Hi,
I am having an issue when I try to load the DLT bronze table for the first time, it goes through multiple parquet file using a loop(loop is just helping to provide the snapshot and version sequentially to "dlt.apply_changes_from_snapshot()"), And stores only the latest parquet file in the table.
However I want it to keep the records as their values are changing through parquet files in the first load as scd type 2.
Interesting thing is after the first load if any new parquet files comes in, it is working fine as it stores the new record which have different values for the same 'ID' column and puts an end date to the old record for the same 'ID'.

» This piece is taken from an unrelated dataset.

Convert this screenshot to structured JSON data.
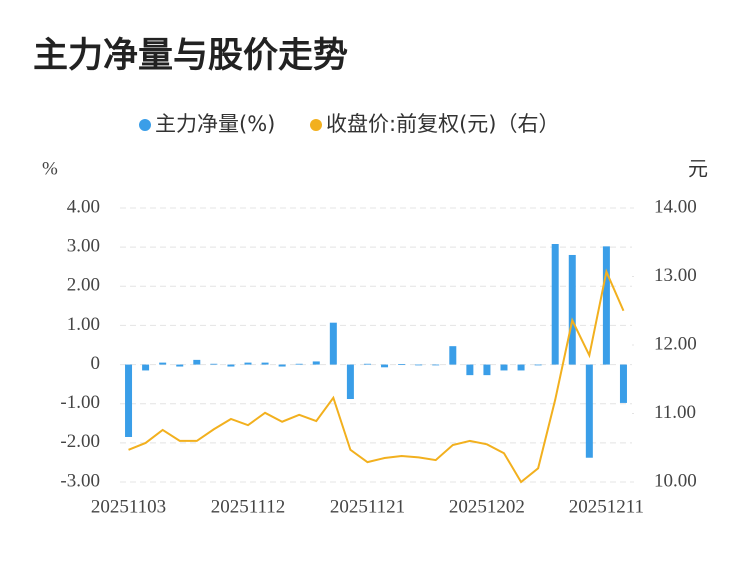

Has anyone experienced this and what could be the cause?
using the below code:
dlt.create_streaming_table(
name=(f"{table_name}"),
table_properties={"quality": "bronze","delta.enableChangeDataFeed":"true"}
)
def apply_changes(snapshot, version, keys, table_name):
dlt.apply_changes_from_snapshot(
target=(f"{table_name}"),
snapshot_and_version= (snapshot,version),
keys=keys,
stored_as_scd_type=2,
track_history_except_column_list=["_metadata","extract_datetime", "formatted_datetime"]
)
if data_point:
for dp in data_point:
nsav = next_snapshot_and_version(dp)
snapshot = nsav[0] # The DataFrame containing the snapshot
version = nsav[1] # The sortable version, however brings one date at a time
print(version) # Print the version (formatted datetime)
apply_changes(snapshot, version, keys, table_name)
else:
print("No data available in data_point. Skipping processing.")
And the loop (for dp in datapoint), does provide me with all the snapshots and datetime so its I am not missing any snapshots or dates.